In transcription assays that contained the higher concentrations of DctD(141-390), a ladder of transcripts that were shorter than the full-length transcript was observed in addition to the full-length transcript (Fig. 6A). The pattern of the shorter transcripts was somewhat regular, with a repeat phase of about 11 nucleotides. This pattern of transcripts was not seen for DctD(141-394) (Fig. 6A), nor was it observed previously for DctD(Δ1-142) (17, 43, 44). Several lines of evidence argue against these shorter transcripts resulting from contaminating RNase activity. First, DctD(141-390) and DctD(141-394) were purified in the same manner and both protein preparations were very homogeneous (Fig. 2), yet the shorter transcripts were evident only in assays in which transcripts were initiated with DctD(141-390). Second, the phasing pattern of the shorter transcripts is not typical of nuclease digestion. Third, both the full-length and shorter transcripts were stable in the transcription assay when the incubation time following transcription initiation was extended from 10 to 60 min (Fig. 7A). Analysis of these data with a PhosphorImager showed that there were no appreciable differences in the levels of the full-length transcripts at the various incubation times, which strongly argued against RNase accounting for the shorter transcripts. Finally, adding DctD(141-390) to assay mixtures in which open complexes were formed with DctD(141-394) did not result in the shorter transcripts (Fig. 7B), which argues further against the DctD(141-390) preparations being contaminated with RNase. We infer from these observations that the shorter transcripts result from DctD(141-390) interfering with the transcription elongation complex when it is present at high levels.

FIG. 7.

FIG. 7.

Stability of the transcripts formed in vitro. (A) In vitro transcription assays with 5 μM DctD(141-390) were incubated for various periods of time after the initiation of transcription by the addition of nucleotides to the reaction mixtures. Heparin was included to prevent transcription reinitiation. Assay mixtures were incubated for 10 min (lane 1), 20 min (lane 2), 30 min (lane 3), or 60 min (lane 4) after the addition of the nucleotides. Levels of the full-length transcript in lanes 1 to 4 as analyzed with a PhosphorImager SI (Molecular Dynamics) were virtually identical (volumes were 1.51 × 106, 1.49 × 106, 1.51 × 106, and 1.49 × 106, respectively). (B) Formation of open complexes at the glnA promoter were initiated with 5 μM DctD(141-394), after which DctD(141-390) was added to the reaction mixture at various times. In lane 1, no DctD(141-390) was added to the assay mixture, and the reaction was stopped 10 min after the addition of nucleotides and heparin. In lane 2, 5 μM DctD(141-390) was added immediately after adding the nucleotides and heparin, and the reaction was stopped 10 min later.
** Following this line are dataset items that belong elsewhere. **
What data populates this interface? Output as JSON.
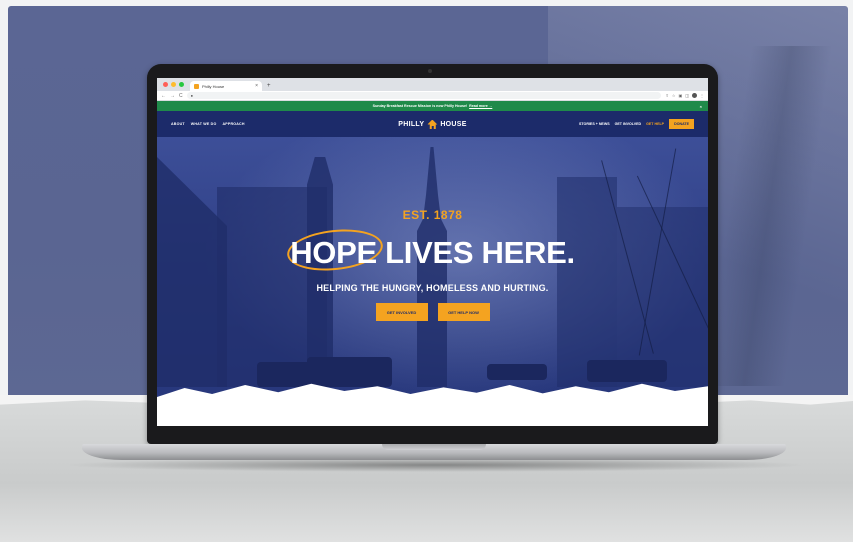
{
  "browser": {
    "tab_title": "Philly House",
    "tab_close": "×",
    "new_tab": "+",
    "nav_back": "←",
    "nav_forward": "→",
    "nav_reload": "C"
  },
  "site": {
    "announcement": {
      "text": "Sunday Breakfast Rescue Mission is now Philly House!",
      "link": "Read more →",
      "close": "×"
    },
    "nav": {
      "left": [
        "ABOUT",
        "WHAT WE DO",
        "APPROACH"
      ],
      "logo_text_left": "PHILLY",
      "logo_text_right": "HOUSE",
      "right": [
        "STORIES + NEWS",
        "GET INVOLVED"
      ],
      "get_help": "GET HELP",
      "donate": "DONATE"
    },
    "hero": {
      "est": "EST. 1878",
      "headline": "HOPE LIVES HERE.",
      "subheadline": "HELPING THE HUNGRY, HOMELESS AND HURTING.",
      "buttons": [
        "GET INVOLVED",
        "GET HELP NOW"
      ]
    }
  },
  "colors": {
    "brand_navy": "#1c2b6a",
    "brand_orange": "#f4a320",
    "announce_green": "#1f8a4a",
    "wall": "#5b6694"
  }
}
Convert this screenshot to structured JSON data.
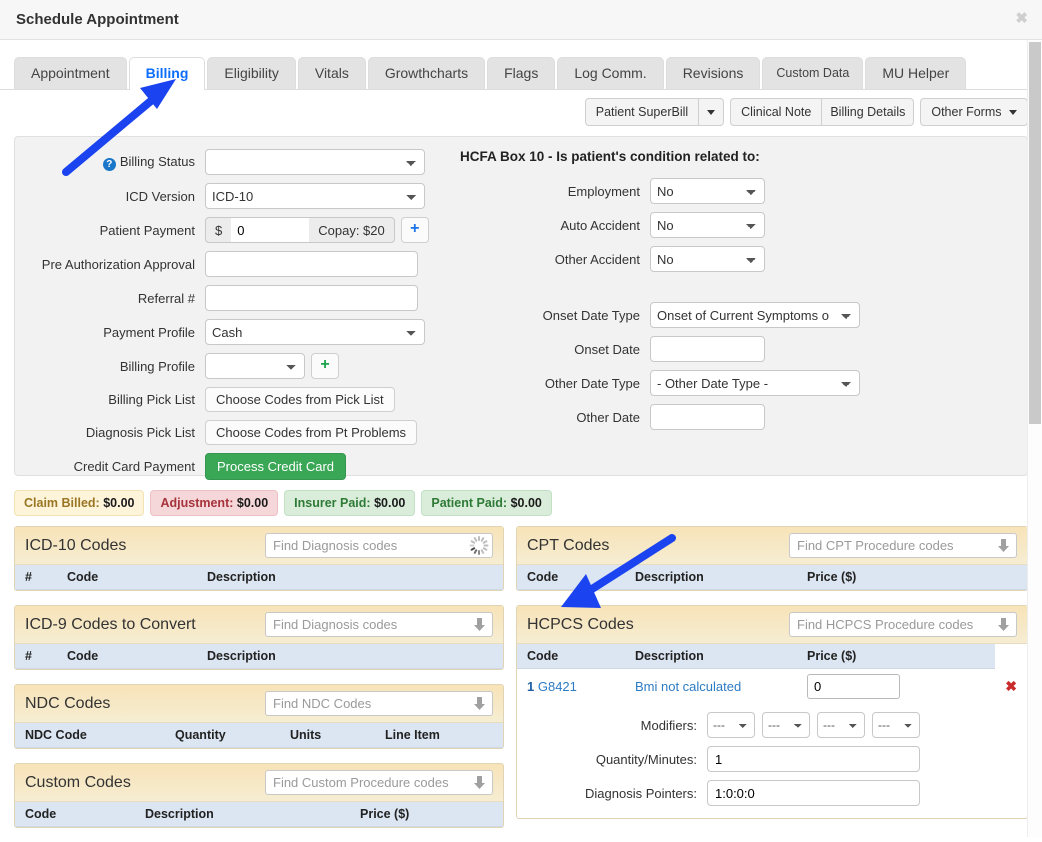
{
  "window": {
    "title": "Schedule Appointment",
    "close_label": "✖"
  },
  "tabs": [
    {
      "label": "Appointment",
      "active": false
    },
    {
      "label": "Billing",
      "active": true
    },
    {
      "label": "Eligibility",
      "active": false
    },
    {
      "label": "Vitals",
      "active": false
    },
    {
      "label": "Growthcharts",
      "active": false
    },
    {
      "label": "Flags",
      "active": false
    },
    {
      "label": "Log Comm.",
      "active": false
    },
    {
      "label": "Revisions",
      "active": false
    },
    {
      "label": "Custom Data",
      "active": false
    },
    {
      "label": "MU Helper",
      "active": false
    }
  ],
  "forms_toolbar": {
    "superbill": "Patient SuperBill",
    "superbill_caret": "▼",
    "clinical_note": "Clinical Note",
    "billing_details": "Billing Details",
    "other_forms": "Other Forms"
  },
  "billing_form": {
    "billing_status": {
      "label": "Billing Status",
      "value": "",
      "help_icon": "?"
    },
    "icd_version": {
      "label": "ICD Version",
      "value": "ICD-10"
    },
    "patient_payment": {
      "label": "Patient Payment",
      "currency": "$",
      "value": "0",
      "copay": "Copay: $20",
      "add": "+"
    },
    "pre_auth": {
      "label": "Pre Authorization Approval",
      "value": ""
    },
    "referral": {
      "label": "Referral #",
      "value": ""
    },
    "payment_profile": {
      "label": "Payment Profile",
      "value": "Cash"
    },
    "billing_profile": {
      "label": "Billing Profile",
      "value": "",
      "add": "+"
    },
    "billing_pick_list": {
      "label": "Billing Pick List",
      "button": "Choose Codes from Pick List"
    },
    "diagnosis_pick_list": {
      "label": "Diagnosis Pick List",
      "button": "Choose Codes from Pt Problems"
    },
    "credit_card": {
      "label": "Credit Card Payment",
      "button": "Process Credit Card"
    }
  },
  "hcfa": {
    "title": "HCFA Box 10 - Is patient's condition related to:",
    "employment": {
      "label": "Employment",
      "value": "No"
    },
    "auto_accident": {
      "label": "Auto Accident",
      "value": "No"
    },
    "other_accident": {
      "label": "Other Accident",
      "value": "No"
    },
    "onset_date_type": {
      "label": "Onset Date Type",
      "value": "Onset of Current Symptoms o"
    },
    "onset_date": {
      "label": "Onset Date",
      "value": ""
    },
    "other_date_type": {
      "label": "Other Date Type",
      "value": "- Other Date Type -"
    },
    "other_date": {
      "label": "Other Date",
      "value": ""
    }
  },
  "badges": [
    {
      "label": "Claim Billed:",
      "amount": "$0.00",
      "style": "b-billed"
    },
    {
      "label": "Adjustment:",
      "amount": "$0.00",
      "style": "b-adj"
    },
    {
      "label": "Insurer Paid:",
      "amount": "$0.00",
      "style": "b-ins"
    },
    {
      "label": "Patient Paid:",
      "amount": "$0.00",
      "style": "b-pat"
    }
  ],
  "panels": {
    "icd10": {
      "title": "ICD-10 Codes",
      "search_placeholder": "Find Diagnosis codes",
      "columns": [
        "#",
        "Code",
        "Description"
      ],
      "rows": []
    },
    "icd9": {
      "title": "ICD-9 Codes to Convert",
      "search_placeholder": "Find Diagnosis codes",
      "columns": [
        "#",
        "Code",
        "Description"
      ],
      "rows": []
    },
    "ndc": {
      "title": "NDC Codes",
      "search_placeholder": "Find NDC Codes",
      "columns": [
        "NDC Code",
        "Quantity",
        "Units",
        "Line Item"
      ],
      "rows": []
    },
    "custom": {
      "title": "Custom Codes",
      "search_placeholder": "Find Custom Procedure codes",
      "columns": [
        "Code",
        "Description",
        "Price ($)"
      ],
      "rows": []
    },
    "cpt": {
      "title": "CPT Codes",
      "search_placeholder": "Find CPT Procedure codes",
      "columns": [
        "Code",
        "Description",
        "Price ($)"
      ],
      "rows": []
    },
    "hcpcs": {
      "title": "HCPCS Codes",
      "search_placeholder": "Find HCPCS Procedure codes",
      "columns": [
        "Code",
        "Description",
        "Price ($)"
      ],
      "row": {
        "num": "1",
        "code": "G8421",
        "description": "Bmi not calculated",
        "price": "0",
        "delete": "✖"
      },
      "modifiers": {
        "label": "Modifiers:",
        "values": [
          "---",
          "---",
          "---",
          "---"
        ]
      },
      "quantity": {
        "label": "Quantity/Minutes:",
        "value": "1"
      },
      "diagnosis_pointers": {
        "label": "Diagnosis Pointers:",
        "value": "1:0:0:0"
      }
    }
  },
  "annotations": {
    "arrow_color": "#1b44f0",
    "arrow1_target": "Billing tab",
    "arrow2_target": "HCPCS Codes panel"
  }
}
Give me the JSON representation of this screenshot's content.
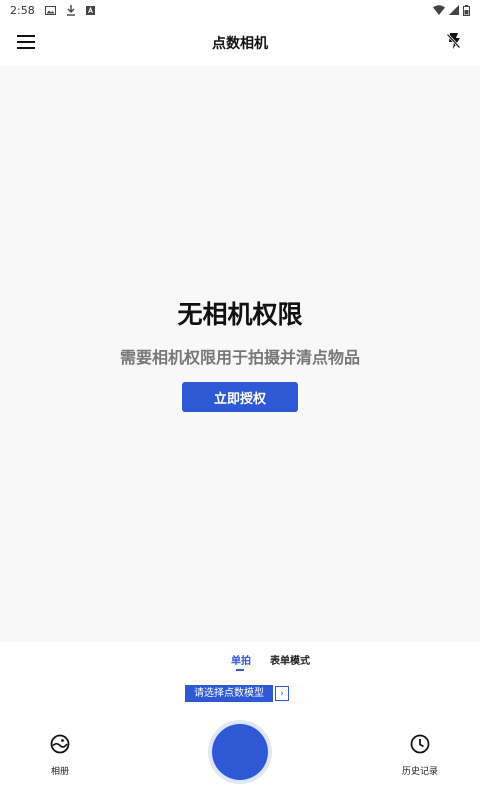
{
  "status_bar": {
    "time": "2:58"
  },
  "app_bar": {
    "title": "点数相机"
  },
  "permission": {
    "title": "无相机权限",
    "description": "需要相机权限用于拍摄并清点物品",
    "grant_button": "立即授权"
  },
  "modes": {
    "single": "单拍",
    "form": "表单模式"
  },
  "model_selector": {
    "label": "请选择点数模型",
    "arrow": "›"
  },
  "bottom_nav": {
    "album": "相册",
    "history": "历史记录"
  },
  "colors": {
    "accent": "#2f58d4",
    "preview_bg": "#f8f8f8",
    "shutter_ring": "#dfe6fa"
  },
  "icons": {
    "menu": "menu-icon",
    "flash_off": "flash-off-icon",
    "album": "album-icon",
    "history": "clock-icon",
    "photo": "image-icon",
    "download": "download-icon",
    "notification": "a-icon",
    "wifi": "wifi-icon",
    "signal": "signal-icon",
    "battery": "battery-icon"
  }
}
In lane 3, 5 μM DctD(141-390) was added 10 min after the addition of nucleotides and heparin, and the reaction was stopped after an additional 10 min of incubation. Transcript levels in the three lanes were essentially the same as determined by PhosphorImager analysis (volumes were 3.26 × 104, 3.01 × 104, and 3.10 × 104, respectively).

DISCUSSION

The α-helical subdomain of the DctD AAA+ domain plays an important role in transcriptional activation, since certain substitutions in this region interfere with DctD(Δ1-142) function (43; H. Xu, M. T. Kelly, B. T. Nixon, and T. R. Hoover, submitted for publication). Similarly, mutations in the α-helical subdomains of other σ54-dependent activators, including S. enterica serovar Typhimurium NtrC, Pseudomonas putida XylR, and E. coli PspFΔHTH, have been reported to result in a loss of activity (19, 27, 29, 43). Because the α-helical subdomains of AAA+ proteins are variable in length, we undertook a deletion analysis of the 3′ end of dctD to define the minimal functional C-terminal end of this subdomain in DctD. The results of the deletion analysis indicated that the minimal functional C-terminal end lies somewhere between Gly-381 and Ala-385. This result was somewhat surprising, since threading the DctD sequence onto the A. aeolicus NtrC1 structure (18) modeled the DctD segment Ala-384 to Ser-390 as the last helix of the AAA+ α-helical subdomain, suggesting that DctD does not require the last helix of the α-helical subdomain to function in vivo.

With the exception of the loss of DNA-binding activity, the DctD AAA+ domain was functional in vivo and in vitro. Analysis of the DctD AAA+ domain on the native gel suggested that it migrated predominantly as a single oligomeric species, while DctD(Δ1-142) migrated as several different species. These data suggest a role for the DNA-binding domain in preventing assembly of DctD into a functional oligomeric complex in the absence of binding to the UAS, implying that the DNA-binding domain interacts with the AAA+ domain. DNase I footprinting of DctD(Δ1-142) at the dctA UAS revealed changes in the footprint in response to ADP · AlFx, consistent with the idea that the DNA-binding domain can communicate with the AAA+ domain, at least in the transition state during ATP hydrolysis (45). Alternatively, intermolecular interactions between the DNA-binding domains of DctD monomers may interfere with assembly of a functional oligomeric complex, which may be supported by the observation that introduction of three alanine substitutions in the enhancer recognition helix of S. enterica serovar Typhimurium NtrC eliminates DNA-binding activity and stabilizes the dimeric state of the protein (26).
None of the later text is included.